Another query: if data in table events and eventtypes gets updated, is there any overhead involved in updating the data in the view (considering it caches resultant data)?
A view is not stored separately: when you query a view, the view is replaced with the definition of that view. So and changes to the data in the tables will show up immediately via the view.
In addition to the security feature pointed out earlier:
If you're writing a large number of queries that would perform that join, it factors out that SQL code. Like doing some operations in a function used in several places, it can make your code easier to read/write/debug.
It would also allow you to change how the join is performed in the future in one place. Perhaps a 1-to-many relationship could become a many-to-many relationship, introducing an extra table in the join.
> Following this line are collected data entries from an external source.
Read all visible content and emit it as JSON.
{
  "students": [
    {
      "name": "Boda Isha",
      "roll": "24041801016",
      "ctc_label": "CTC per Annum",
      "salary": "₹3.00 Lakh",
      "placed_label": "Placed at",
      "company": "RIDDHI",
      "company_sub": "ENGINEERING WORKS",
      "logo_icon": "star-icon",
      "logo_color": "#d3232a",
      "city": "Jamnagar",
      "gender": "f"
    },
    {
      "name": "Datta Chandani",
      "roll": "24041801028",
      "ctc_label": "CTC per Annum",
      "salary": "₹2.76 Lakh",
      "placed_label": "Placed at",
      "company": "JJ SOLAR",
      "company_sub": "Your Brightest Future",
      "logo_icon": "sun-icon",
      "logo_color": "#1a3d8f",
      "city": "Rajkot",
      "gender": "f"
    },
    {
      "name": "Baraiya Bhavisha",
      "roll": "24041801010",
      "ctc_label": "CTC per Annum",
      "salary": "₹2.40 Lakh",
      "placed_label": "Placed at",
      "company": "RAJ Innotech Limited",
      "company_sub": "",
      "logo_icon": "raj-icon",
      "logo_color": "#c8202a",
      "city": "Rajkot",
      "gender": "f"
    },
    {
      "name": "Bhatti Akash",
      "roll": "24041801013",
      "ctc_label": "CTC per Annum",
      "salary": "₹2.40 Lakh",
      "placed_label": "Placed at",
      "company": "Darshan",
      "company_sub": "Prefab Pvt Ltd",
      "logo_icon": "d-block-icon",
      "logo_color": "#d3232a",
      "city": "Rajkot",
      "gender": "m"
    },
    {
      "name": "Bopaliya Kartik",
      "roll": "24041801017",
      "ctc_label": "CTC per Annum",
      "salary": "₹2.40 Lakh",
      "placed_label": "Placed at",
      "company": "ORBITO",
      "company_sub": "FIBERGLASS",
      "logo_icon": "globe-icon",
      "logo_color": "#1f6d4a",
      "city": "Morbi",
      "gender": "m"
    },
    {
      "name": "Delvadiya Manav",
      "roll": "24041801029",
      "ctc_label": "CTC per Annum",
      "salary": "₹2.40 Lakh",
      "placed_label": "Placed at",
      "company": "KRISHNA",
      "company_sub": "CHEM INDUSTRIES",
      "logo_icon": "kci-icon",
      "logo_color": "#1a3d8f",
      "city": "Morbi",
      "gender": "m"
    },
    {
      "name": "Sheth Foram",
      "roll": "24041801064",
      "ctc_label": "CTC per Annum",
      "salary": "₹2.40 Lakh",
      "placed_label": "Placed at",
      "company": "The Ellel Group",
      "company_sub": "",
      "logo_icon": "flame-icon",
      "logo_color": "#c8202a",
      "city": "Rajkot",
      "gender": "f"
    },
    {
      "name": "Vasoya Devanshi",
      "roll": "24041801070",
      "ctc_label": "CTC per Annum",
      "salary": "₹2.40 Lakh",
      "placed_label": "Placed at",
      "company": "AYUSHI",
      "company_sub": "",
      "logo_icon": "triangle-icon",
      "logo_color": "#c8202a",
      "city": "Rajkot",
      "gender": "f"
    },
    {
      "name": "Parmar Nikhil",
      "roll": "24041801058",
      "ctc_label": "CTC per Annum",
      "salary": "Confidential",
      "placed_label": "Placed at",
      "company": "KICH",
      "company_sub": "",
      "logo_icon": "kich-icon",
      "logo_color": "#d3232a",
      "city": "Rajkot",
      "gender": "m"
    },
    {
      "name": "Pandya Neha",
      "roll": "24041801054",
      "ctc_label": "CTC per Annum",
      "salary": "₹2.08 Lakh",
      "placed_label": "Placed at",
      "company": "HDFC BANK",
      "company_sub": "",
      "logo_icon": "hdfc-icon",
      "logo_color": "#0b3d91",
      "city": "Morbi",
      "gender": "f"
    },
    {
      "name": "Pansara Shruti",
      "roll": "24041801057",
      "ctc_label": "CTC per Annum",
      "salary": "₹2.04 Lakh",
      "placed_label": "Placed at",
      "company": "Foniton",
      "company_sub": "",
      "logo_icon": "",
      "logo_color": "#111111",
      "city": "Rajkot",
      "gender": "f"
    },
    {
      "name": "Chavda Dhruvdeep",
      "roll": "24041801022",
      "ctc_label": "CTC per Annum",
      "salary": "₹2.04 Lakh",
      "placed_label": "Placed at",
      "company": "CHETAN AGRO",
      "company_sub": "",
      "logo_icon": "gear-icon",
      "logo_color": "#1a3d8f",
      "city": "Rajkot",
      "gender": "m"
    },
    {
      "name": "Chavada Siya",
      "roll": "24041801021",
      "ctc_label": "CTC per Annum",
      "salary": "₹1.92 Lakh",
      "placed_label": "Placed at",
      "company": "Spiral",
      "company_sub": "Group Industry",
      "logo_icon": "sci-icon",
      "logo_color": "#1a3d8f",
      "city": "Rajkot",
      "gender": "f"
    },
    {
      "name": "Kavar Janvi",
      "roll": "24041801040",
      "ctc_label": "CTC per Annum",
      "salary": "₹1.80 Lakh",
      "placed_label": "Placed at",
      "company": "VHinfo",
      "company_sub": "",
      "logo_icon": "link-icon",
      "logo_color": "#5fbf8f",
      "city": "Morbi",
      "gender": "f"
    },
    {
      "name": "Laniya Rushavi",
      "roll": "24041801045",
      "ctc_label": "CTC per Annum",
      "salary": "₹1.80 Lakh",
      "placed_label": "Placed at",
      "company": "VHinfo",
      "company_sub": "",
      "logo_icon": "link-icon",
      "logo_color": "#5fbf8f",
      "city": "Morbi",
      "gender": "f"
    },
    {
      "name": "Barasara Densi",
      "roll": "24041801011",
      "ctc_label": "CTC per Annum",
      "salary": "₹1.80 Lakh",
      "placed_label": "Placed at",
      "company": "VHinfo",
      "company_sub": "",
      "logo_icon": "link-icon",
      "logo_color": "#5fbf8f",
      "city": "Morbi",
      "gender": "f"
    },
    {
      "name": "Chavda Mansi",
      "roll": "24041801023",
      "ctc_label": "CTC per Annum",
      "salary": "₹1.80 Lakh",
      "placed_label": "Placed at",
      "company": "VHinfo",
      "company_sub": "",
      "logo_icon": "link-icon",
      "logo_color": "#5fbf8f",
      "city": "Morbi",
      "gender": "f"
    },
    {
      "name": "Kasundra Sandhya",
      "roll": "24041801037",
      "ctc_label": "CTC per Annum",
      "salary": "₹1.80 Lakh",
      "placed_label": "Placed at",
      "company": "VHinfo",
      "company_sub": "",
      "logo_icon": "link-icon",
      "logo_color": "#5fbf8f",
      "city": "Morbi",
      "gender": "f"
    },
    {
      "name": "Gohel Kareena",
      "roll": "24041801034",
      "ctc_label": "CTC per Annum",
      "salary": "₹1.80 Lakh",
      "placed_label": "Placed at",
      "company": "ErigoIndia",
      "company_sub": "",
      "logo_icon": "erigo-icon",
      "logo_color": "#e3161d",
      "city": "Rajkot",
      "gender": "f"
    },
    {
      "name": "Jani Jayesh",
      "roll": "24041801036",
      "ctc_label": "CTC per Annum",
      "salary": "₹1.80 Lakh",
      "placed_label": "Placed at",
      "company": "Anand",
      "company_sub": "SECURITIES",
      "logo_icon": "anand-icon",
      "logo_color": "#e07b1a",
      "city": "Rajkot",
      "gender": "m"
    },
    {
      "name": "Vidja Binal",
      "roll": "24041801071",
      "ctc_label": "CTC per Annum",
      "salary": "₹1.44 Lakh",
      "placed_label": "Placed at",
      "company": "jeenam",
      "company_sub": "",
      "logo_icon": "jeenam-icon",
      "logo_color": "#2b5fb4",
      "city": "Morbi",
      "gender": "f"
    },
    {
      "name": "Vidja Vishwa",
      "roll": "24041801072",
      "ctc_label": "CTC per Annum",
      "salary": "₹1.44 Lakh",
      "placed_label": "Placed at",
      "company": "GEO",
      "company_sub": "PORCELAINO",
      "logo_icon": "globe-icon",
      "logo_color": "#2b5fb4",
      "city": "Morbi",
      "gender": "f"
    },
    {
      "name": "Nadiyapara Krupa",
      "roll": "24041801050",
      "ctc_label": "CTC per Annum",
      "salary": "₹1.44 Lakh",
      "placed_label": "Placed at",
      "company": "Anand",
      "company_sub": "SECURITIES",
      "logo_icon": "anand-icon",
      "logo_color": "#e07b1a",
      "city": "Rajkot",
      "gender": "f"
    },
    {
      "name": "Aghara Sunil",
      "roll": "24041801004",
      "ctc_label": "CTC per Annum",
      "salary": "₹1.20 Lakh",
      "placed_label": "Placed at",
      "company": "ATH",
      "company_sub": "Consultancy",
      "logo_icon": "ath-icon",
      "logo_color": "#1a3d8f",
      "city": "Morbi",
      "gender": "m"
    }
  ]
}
Or you may decide to denormalize and include all of the eventtype fields in each event record so that you don't have to join each time (trading space for query execution time).
You could further split tables later, changing it to a 3-way join, and other queries using the view wouldn't have to be rewritten.
You could add new columns to the table(s) and change the view to leave out the new columns so that some older queries using "select *" don't break when you change the table definitions.
You can restrict users to the view instead of the underlying table(s), thereby enhancing security.
Advantages of SQL Views
1). You can save a complex query(a query with join multiple tables) as view to reuse it in simple manners.
In other words, you can change your multi-line query into single-line query.
2). You can hide sensitive data by converting your query into view with new name and can give the access only required columns instead of giving the access of actual table.